O mesmo raciocínio vale para a dedução das despesas com educação. Neste caso, a dedução é limitada a R$ 3.561,50 por dependente, ao contrário dos gastos com saúde, em que o valor dedutível é ilimitado. As deduções com educação custam R$ 4,1 bilhões à União. Novamente: o que o benefício faz é transferir dinheiro da educação pública para a privada, uma vez que apenas as famílias que podem matricular seus filhos em escolas pagas têm direito à devolução.
Há inúmeros outros casos de benefícios tributários na legislação brasileira que, ao fim e ao cabo, concentram renda nas mãos de poucos, em detrimento da maioria silenciosa - quando era secretário da Receita Federal (1995-2002), Everardo Maciel costumava dizer que todas as classes da sociedade brasileira estão representadas em Brasília (leia-se, no orçamento), menos a mais numerosa: a dos miseráveis, justamente aquela a que as políticas públicas deveriam atender com prioridade. "Estes não têm sindicato, porta-voz, partido, nada. É por isso que os benefícios não são desenhados para eles", dizia Everardo.

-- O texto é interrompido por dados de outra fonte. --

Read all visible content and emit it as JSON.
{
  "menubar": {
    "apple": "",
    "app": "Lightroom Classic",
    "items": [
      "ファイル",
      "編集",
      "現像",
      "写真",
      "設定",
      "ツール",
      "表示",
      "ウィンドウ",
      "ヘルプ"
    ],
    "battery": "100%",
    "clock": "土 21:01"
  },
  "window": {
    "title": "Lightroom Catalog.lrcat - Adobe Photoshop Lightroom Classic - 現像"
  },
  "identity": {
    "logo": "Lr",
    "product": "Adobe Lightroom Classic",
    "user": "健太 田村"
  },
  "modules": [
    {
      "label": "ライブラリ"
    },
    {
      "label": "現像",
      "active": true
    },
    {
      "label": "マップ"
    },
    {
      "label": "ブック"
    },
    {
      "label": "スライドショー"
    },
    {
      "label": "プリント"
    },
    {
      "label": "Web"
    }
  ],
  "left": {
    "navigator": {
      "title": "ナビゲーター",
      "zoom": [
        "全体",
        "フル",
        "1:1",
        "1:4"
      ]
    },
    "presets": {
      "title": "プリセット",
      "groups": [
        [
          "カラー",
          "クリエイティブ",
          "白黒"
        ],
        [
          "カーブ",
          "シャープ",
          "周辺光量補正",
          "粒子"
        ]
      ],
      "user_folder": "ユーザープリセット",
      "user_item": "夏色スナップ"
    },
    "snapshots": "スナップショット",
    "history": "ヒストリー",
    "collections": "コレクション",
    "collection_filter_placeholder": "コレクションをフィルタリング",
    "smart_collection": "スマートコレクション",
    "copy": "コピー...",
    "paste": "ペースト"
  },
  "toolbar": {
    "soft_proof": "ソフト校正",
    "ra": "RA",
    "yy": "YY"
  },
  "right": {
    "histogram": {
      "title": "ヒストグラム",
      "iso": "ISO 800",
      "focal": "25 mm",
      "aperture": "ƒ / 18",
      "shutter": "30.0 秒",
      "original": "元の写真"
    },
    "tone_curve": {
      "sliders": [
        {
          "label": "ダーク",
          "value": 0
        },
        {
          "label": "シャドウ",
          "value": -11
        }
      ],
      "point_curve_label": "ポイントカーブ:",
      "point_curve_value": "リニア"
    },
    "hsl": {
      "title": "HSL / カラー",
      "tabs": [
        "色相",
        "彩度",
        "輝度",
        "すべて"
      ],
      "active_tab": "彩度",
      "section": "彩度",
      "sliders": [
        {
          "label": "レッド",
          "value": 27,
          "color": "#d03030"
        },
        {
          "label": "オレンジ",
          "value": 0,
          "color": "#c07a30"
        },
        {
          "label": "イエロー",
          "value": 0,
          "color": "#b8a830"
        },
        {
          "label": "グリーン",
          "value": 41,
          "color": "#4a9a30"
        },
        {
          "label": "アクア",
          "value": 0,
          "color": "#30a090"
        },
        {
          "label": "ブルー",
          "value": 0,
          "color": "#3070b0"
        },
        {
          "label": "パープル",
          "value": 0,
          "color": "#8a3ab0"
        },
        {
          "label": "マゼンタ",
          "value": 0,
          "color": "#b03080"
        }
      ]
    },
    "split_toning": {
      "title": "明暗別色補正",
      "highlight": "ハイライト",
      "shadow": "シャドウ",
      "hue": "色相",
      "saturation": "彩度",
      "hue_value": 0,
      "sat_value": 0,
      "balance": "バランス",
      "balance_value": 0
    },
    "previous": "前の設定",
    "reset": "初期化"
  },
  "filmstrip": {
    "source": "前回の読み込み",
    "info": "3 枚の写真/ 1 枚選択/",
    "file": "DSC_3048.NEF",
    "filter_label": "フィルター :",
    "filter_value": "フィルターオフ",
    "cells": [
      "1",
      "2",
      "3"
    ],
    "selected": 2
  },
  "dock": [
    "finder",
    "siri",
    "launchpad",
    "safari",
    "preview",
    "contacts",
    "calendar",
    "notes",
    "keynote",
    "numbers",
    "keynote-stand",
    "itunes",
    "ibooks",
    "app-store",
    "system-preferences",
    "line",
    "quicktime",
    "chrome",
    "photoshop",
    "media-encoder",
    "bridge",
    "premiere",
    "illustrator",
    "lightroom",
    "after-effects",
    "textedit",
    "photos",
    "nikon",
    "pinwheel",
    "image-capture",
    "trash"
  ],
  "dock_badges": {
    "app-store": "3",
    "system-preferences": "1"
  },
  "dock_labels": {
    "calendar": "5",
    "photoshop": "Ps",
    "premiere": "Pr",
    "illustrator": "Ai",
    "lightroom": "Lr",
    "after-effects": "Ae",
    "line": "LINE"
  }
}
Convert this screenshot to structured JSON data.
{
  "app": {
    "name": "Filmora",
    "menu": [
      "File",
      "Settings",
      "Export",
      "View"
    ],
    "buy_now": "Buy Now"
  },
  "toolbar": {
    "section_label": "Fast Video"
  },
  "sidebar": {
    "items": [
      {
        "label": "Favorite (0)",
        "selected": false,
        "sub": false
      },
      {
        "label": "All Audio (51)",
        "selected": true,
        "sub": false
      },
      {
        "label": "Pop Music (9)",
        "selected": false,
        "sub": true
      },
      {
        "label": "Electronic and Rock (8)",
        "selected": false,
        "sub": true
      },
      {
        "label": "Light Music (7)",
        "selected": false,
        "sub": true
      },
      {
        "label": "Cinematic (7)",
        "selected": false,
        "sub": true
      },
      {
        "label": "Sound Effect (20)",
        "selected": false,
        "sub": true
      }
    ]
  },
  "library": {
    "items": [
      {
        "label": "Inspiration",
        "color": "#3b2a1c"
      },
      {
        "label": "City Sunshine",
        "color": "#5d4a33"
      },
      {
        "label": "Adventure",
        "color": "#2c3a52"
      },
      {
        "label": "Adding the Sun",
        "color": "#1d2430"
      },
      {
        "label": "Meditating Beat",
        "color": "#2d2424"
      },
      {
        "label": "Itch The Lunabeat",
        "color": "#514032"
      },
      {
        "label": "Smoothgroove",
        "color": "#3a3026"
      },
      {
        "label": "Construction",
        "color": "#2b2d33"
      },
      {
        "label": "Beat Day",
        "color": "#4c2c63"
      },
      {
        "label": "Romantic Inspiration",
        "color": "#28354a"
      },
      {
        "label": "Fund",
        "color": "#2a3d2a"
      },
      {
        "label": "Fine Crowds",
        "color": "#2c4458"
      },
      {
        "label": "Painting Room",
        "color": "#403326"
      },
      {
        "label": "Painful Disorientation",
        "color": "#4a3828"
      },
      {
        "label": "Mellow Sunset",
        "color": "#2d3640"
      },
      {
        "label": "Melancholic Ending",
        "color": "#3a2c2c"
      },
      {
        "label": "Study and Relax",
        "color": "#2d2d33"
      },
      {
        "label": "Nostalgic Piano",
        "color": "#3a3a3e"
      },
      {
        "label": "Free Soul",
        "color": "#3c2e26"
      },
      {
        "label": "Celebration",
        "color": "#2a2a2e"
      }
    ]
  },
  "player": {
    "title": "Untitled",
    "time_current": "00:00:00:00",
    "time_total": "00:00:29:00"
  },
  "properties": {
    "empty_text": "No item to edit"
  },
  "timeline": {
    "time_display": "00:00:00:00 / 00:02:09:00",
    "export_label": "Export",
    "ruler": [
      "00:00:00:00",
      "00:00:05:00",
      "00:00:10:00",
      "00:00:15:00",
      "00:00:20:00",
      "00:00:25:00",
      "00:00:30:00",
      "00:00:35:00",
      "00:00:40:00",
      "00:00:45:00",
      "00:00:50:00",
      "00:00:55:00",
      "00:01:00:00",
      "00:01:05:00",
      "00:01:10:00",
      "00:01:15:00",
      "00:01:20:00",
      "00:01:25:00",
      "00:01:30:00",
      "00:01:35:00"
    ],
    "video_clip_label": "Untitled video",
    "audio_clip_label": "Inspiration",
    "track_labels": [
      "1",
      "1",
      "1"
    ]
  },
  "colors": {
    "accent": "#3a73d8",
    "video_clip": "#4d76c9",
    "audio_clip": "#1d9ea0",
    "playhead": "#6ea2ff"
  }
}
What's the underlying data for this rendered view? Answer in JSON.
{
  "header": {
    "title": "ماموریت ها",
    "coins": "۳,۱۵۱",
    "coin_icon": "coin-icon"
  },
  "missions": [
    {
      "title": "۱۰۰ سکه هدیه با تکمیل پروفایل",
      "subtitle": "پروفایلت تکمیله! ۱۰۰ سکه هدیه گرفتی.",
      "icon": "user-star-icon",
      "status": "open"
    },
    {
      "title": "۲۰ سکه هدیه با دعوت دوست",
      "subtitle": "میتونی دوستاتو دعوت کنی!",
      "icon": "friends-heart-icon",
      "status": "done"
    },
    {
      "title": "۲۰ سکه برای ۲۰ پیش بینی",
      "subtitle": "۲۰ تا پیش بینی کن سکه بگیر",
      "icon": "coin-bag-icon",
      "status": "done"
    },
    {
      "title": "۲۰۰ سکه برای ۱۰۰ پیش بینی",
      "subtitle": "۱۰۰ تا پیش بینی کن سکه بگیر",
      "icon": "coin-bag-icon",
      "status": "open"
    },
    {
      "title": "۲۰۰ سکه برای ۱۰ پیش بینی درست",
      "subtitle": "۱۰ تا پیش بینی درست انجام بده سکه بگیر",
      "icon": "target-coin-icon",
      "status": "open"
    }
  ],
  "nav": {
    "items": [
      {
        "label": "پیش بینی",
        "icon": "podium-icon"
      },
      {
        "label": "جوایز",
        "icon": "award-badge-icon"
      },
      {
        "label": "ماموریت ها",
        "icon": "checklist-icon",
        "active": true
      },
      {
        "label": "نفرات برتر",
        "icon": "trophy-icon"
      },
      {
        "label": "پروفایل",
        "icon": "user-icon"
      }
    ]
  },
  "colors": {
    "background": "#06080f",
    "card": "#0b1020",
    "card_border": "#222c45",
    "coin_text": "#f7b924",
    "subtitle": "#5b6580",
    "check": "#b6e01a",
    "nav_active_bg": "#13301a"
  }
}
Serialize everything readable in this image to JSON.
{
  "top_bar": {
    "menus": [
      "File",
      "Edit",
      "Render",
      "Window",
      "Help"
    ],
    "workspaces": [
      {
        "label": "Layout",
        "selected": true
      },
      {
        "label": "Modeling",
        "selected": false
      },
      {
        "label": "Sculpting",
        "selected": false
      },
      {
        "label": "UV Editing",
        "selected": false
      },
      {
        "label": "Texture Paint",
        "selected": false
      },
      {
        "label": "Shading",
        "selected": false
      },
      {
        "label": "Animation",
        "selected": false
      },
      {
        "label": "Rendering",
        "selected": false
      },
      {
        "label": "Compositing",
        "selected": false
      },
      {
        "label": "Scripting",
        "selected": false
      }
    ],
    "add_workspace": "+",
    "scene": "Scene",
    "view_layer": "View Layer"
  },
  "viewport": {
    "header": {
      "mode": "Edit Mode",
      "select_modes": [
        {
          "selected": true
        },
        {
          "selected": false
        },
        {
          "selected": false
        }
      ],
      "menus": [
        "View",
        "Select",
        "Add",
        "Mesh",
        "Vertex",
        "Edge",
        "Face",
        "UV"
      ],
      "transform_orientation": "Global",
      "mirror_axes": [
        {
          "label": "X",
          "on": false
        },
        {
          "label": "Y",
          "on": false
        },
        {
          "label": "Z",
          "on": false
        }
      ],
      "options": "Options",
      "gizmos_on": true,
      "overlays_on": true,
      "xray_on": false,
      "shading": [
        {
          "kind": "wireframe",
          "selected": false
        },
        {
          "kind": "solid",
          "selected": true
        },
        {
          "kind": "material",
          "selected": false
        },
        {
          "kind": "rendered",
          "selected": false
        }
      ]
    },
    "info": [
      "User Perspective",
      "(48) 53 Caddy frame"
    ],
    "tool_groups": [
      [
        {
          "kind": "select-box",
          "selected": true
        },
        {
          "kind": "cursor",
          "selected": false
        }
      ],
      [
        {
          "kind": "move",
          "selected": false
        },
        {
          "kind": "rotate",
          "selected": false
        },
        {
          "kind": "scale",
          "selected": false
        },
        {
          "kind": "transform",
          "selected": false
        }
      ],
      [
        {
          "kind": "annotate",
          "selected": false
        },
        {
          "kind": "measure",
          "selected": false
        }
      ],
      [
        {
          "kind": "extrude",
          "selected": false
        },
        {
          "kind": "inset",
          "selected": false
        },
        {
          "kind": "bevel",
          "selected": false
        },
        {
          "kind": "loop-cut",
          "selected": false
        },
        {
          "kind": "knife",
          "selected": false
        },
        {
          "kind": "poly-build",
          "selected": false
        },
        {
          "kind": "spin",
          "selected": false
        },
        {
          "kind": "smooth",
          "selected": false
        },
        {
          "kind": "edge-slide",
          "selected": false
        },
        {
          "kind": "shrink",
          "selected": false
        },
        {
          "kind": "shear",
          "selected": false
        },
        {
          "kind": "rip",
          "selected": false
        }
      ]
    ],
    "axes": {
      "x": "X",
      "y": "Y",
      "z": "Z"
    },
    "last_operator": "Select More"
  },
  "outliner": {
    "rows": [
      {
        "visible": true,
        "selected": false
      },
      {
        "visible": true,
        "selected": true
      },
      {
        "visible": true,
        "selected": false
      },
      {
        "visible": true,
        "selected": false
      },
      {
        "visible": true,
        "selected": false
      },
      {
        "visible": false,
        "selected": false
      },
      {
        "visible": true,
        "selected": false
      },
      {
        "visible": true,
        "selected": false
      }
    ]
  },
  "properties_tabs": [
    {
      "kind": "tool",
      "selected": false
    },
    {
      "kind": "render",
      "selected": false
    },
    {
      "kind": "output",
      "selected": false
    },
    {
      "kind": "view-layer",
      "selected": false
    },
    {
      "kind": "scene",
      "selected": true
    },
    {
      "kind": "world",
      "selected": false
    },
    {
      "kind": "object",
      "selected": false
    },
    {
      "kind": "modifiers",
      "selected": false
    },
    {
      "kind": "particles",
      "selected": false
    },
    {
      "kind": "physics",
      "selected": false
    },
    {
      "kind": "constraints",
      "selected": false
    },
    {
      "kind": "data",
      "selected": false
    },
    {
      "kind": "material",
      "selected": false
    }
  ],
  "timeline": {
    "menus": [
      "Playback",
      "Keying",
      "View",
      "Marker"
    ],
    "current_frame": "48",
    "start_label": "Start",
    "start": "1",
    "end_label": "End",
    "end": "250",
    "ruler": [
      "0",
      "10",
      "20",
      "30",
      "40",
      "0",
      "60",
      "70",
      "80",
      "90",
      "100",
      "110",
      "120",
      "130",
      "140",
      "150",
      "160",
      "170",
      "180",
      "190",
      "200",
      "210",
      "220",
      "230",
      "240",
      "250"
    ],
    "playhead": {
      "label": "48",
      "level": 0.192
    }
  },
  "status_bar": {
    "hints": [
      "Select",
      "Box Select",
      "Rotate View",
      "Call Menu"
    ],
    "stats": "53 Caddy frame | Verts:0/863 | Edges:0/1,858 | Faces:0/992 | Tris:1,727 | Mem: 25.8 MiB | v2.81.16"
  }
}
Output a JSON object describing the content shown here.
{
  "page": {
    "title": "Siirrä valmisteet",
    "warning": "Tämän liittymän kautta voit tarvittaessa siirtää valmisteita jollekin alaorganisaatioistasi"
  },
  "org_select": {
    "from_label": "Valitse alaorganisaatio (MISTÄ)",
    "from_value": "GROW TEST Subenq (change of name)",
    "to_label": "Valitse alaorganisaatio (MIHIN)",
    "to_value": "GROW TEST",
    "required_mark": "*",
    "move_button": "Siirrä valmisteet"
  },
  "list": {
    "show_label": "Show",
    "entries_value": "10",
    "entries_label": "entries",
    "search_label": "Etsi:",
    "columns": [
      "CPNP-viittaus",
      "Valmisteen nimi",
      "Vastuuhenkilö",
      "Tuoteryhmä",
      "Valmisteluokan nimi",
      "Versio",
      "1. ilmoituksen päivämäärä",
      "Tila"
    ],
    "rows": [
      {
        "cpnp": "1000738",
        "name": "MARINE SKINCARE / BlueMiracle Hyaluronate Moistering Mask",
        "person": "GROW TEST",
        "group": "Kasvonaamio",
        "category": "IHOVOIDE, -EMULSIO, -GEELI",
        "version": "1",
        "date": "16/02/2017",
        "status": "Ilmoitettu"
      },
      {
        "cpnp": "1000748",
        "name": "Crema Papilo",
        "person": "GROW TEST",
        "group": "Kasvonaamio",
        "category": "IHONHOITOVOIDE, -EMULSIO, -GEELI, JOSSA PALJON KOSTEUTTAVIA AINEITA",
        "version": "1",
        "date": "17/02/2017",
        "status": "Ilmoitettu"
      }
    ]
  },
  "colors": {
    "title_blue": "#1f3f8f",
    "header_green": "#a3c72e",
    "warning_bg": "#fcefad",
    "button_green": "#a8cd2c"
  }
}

Nilson Teixeira, economista-chefe do banco Credit Suisse, estima que o governo federal deixe de arrecadar R$ 89 bilhões (cerca de 1,37% do PIB) com benefícios tributários que não se justificam. Além dos R$ 16,2 bilhões das deduções com saúde e educação da classe média, o Tesouro Nacional abre mão de arrecadar: R$ 6,1 bilhões do Imposto de Renda dos aposentados com mais de 65 anos; R$ 5,1 bilhões do IR das empresas que pagam planos de saúde para seus funcionários; R$ 1 bilhão do IR das companhias que gastam com o PAT (Programa de Alimentação do Trabalhador); R$ 1,1 bilhão por causa da alíquota zero de Cofins e PIS na importação de gás natural líquido; e R$ 60 bilhões referentes a isenções e deduções de contribuições para a previdência social.